L’essere sempre connessi, ansiosi di vedere e ancor di più di rispondere in fretta, sposta la nostra dimensione reale su quella virtuale, con un aumento anche di deconcentrazione costante, creando incertezze e letture trasversali su quello che l’altro intendeva. Come critici letterari che debbono interpretare il significato di un testo antico senza competenze ed una conoscenza spesso ridotta dell’altro e ancor prima di se stessi e del proprio capacità comunicativa, rendono la probabilità di fraintendimento altissima, nonchè quella di aumentare stati di confusione e di incertezza che vanno ad impattare nella salute dei rapporti.
Stiamo più attenti a cosa scrive l’altro che a cosa/come scriviamo noi, a quanto scrive l’altro più che a chi siamo noi, se conosciamo qualcuno dobbiamo prima fare un lavoro investigativo sui social, per capire attraverso il suo profilo, come dobbiamo strategicamente avvicinarci.
Sentiamo il bisogno di definirci con continui aggiornamenti di foto, a caccia di quello più accattivante o di modifiche dello stato con un bisogno incontenibile di far sapere al mondo come stiamo ogni giorno, cosa pensiamo . Creiamo gruppi che nascondono un bisogno di appartenenza anche spiegabile da un punto di vista umano, che finiscono dall’intasarci le chat e darci un senso di soffocamento da cui vorremmo solo scappare.
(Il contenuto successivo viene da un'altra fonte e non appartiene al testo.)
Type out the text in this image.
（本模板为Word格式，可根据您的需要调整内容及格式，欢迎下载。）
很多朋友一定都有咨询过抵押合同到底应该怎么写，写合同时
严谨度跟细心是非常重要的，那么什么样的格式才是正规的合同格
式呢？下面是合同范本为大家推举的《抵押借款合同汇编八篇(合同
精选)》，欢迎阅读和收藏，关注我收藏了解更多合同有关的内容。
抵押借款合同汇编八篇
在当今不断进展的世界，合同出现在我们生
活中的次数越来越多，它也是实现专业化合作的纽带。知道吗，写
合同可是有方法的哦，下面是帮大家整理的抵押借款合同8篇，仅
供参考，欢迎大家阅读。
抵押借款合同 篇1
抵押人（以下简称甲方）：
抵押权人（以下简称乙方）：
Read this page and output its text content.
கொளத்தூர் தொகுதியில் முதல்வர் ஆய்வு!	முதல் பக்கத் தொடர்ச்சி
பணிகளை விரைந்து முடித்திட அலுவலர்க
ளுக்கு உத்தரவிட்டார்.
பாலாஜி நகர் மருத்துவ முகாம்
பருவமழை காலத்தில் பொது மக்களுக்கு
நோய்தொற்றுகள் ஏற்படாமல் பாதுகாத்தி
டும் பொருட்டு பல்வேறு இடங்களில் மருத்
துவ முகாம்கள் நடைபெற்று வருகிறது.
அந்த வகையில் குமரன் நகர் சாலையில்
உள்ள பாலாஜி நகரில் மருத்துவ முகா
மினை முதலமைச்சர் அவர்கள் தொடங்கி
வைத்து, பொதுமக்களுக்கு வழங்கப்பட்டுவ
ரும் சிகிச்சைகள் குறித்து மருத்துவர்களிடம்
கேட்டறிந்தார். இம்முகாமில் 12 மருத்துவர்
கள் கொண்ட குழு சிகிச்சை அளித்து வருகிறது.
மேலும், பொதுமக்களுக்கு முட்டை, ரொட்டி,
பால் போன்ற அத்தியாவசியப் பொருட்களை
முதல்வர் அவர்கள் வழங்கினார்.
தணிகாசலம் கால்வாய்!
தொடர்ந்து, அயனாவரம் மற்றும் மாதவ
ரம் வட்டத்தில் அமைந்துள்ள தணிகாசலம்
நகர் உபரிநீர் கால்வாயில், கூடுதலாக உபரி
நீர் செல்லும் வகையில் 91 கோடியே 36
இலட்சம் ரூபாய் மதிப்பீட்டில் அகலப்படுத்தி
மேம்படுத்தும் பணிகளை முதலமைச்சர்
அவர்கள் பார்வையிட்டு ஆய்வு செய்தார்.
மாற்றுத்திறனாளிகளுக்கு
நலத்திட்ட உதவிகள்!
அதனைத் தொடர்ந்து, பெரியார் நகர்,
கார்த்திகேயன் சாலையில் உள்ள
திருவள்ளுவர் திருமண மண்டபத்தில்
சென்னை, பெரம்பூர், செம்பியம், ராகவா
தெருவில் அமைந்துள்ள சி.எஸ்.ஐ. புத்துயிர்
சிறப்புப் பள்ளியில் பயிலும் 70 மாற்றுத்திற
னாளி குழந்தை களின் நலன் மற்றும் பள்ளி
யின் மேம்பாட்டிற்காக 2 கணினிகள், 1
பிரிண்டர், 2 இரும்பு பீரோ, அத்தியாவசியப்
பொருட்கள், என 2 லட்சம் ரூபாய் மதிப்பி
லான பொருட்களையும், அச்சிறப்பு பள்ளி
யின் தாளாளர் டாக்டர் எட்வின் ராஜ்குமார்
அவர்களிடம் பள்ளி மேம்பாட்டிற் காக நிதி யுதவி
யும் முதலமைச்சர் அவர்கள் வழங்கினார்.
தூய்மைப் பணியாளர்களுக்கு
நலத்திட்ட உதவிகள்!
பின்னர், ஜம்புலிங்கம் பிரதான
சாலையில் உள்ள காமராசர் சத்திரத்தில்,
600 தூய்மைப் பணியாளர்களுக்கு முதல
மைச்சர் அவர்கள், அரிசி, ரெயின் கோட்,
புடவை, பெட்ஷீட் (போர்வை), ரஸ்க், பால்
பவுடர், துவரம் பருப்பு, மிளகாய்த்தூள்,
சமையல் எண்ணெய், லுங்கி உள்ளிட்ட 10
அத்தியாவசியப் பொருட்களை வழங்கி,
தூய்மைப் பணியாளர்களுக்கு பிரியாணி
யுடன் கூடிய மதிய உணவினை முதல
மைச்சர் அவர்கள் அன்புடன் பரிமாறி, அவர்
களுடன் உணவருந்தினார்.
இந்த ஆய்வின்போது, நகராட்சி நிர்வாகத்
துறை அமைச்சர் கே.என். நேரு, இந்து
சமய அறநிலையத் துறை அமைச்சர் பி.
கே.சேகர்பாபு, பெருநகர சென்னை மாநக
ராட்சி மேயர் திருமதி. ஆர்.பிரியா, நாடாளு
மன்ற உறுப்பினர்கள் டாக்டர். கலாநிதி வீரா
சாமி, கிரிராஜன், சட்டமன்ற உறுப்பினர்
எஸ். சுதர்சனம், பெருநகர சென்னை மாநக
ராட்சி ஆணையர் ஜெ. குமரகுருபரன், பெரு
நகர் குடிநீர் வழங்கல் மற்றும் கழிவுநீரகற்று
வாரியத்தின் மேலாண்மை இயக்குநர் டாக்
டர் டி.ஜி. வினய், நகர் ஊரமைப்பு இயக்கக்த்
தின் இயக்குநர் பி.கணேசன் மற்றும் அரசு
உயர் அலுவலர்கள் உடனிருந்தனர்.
I gruppi dei genitori ad esempio sono uno strumento non tanto di condivisione di notizie o informazioni rilevanti, ma di luoghi in cui tutto diviene tale, creando un ingombro mentale di stimoli stressogeni ed inutili; come lo sono in genere le chat o le community a lungo termine, dove il senso di democrazia viene scambiato per un posto dove esprimere senza freni il proprio malessere creando il fenomeno assai triste degli haters ( un’utenza aggressiva che usa l’anonimato del web per attaccare persone o gruppi di persone). Ciò che accomuna tutto questo è un’urgenza senza controllo di dire, denunciare, senza obiettività e consapevolezza o contenimento: soprattutto di sproloquiare il proprio egocentrismo malsano e invece di indirizzare la sofferenza alla cura, viene gettata nella rete affinche possa investire ed essere pescata da tutti.
Oltre a creare profondi fraintendimenti perciò e relative incertezze emotive, whatsapp toglie quel sano rischio di esporsi, di osare la non approvazione; senza vedere nello sguardo di chi legge la reazione emotiva, fa sentire protetti, sicuri e pertanto meno …reali le nostre parole! Lo usiamo e ne abusiamo ogni giorno, ci fermiamo ancora a chiederci come lo stiamo usando? E soprattutto, siamo ancora in grado di comunicare dav-vero?